Question : Votre carrière politique, semble patiner, comment comptez-vous la booster?

FSI: Je ne partage pas votre point de vue, je m’étais retiré volontairement de la vie politique après mon départ du gouvernement, j’avais besoin d’écrire et réfléchir, d’où le silence
jusque-là observé. Maintenant je n’ai pas de carrière politique à gérer,
j’ai réintégré mon cabinet et j’exerce mon métier d’avocat.

Question : Regrettez-vous la fusion du parti Pec (qui fut le vôtre) avec le Juwa qui a eu pour principale conséquence, sa disparition du paysage politique ?

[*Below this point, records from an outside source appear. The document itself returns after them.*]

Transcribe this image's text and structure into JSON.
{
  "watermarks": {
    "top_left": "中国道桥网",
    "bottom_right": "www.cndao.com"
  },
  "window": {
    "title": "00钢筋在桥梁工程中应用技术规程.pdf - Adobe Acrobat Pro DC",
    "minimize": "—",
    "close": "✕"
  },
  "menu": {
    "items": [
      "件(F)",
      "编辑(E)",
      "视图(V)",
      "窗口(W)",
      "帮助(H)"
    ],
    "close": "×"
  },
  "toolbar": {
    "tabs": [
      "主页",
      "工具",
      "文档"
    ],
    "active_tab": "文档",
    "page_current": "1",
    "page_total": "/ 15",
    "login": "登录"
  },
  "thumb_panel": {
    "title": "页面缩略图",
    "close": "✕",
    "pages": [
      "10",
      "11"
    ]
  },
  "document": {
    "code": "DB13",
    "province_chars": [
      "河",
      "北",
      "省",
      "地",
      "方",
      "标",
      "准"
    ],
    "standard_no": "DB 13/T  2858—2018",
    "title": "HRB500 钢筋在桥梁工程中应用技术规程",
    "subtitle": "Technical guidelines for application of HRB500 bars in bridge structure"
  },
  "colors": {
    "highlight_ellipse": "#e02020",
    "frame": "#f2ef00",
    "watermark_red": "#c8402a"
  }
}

FSI: Très honnêtement je ne regrette rien. Il fallait qu’on le fasse, on l’a fait. Il faut se tourner vers l’avenir et
laisser le passé à sa place. Je ne suis pas le genre de politiques qui
passent leurs temps à se justifier en regrettant les choix pris
antérieurement pour justifier les difficultés du moment. J’assume mes
choix.

Question : Allez-vous vous présenter aux prochaines législatives ?

FSI: Je ne me suis pas encore posé la question, à priori non, mais en temps opportun j’y réfléchirai, pour l’heure, ce n’est pas ma priorité.